BBC’s adaptation of Vikram Seth’s A Suitable Boy was a mini-series that follows the story of characters living in 1950s India. The show, which dropped in mid-2020 wasn’t guilty of badly formed Hinglish colloquialisms like some of the other India-based content we’ve been seeing in the past few years. This one, however, took the chastity of spoken English to new levels. It’s hard to believe that’s how Indians spoke in the 1950s, like everyone was part of an enunciation test. Over-enunciation is a tool that has worked for period shows, particularly those from the UK, but everyone around the world wasn’t talking like they were living at Downton Abbey. You would expect a director like Mira Nair would have a thing or two to contribute but one never really knows what happened behind those scenes.

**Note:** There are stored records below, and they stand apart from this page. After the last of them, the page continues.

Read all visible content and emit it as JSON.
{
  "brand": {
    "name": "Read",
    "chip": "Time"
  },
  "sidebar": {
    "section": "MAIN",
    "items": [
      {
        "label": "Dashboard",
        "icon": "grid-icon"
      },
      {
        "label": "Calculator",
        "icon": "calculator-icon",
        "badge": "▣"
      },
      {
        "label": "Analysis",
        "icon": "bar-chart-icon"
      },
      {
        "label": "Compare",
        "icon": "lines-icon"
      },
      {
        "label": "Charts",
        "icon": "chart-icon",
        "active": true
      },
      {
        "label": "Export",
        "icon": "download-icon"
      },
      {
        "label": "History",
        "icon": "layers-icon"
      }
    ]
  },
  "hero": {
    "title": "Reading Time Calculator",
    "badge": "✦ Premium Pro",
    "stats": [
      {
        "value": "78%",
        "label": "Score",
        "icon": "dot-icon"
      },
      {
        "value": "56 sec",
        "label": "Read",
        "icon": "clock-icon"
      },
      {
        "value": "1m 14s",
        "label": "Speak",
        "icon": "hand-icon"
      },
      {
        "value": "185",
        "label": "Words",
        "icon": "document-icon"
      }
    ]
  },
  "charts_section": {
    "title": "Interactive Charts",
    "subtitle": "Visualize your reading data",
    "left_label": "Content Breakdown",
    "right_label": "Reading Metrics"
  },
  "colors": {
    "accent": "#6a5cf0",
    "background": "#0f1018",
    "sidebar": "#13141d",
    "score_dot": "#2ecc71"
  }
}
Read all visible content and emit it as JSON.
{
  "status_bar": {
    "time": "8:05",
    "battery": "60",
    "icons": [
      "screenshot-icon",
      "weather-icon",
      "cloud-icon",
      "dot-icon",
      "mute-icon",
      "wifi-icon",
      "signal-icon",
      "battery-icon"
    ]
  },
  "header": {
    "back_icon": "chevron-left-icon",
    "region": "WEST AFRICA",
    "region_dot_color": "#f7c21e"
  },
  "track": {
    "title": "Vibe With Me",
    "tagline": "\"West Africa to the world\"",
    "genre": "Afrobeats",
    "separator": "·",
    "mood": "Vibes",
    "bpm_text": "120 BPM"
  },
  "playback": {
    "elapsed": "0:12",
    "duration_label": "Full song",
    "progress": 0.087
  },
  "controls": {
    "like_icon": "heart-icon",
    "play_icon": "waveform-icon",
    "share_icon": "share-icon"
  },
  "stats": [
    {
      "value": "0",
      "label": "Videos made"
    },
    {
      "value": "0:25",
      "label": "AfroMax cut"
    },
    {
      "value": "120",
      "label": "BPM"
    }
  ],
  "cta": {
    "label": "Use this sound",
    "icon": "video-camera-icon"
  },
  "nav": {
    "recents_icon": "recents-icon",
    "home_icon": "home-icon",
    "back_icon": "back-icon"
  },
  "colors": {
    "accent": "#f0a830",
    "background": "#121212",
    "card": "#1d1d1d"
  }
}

This is where a lot of India-based stories being made abroad or as collaborations, seem to get it wrong. Eventually, it’s always the writers and director that make the difference between good content and great content. One just has to look inwards at shows like Made in Heaven to know that conversations in our stories can seamlessly shift between Hindi and English without sounding odd. Why then, should one feel the need to hire writers who don’t originate from this culture? And having an award-winning international director on-board might guarantee great cinema and global eyeballs, but might a local consulting director on set be a worthwhile addition? These are questions that our producers and platforms should ask themselves if they truly want to capture global audiences, while not alienating a captive one. The difference, after all, is the gaze.

The makers of The White Tiger and A Suitable Boy can’t be held guilty for the white gaze, far from it. What these pieces of content lack, however, is not enough of the Indian gaze.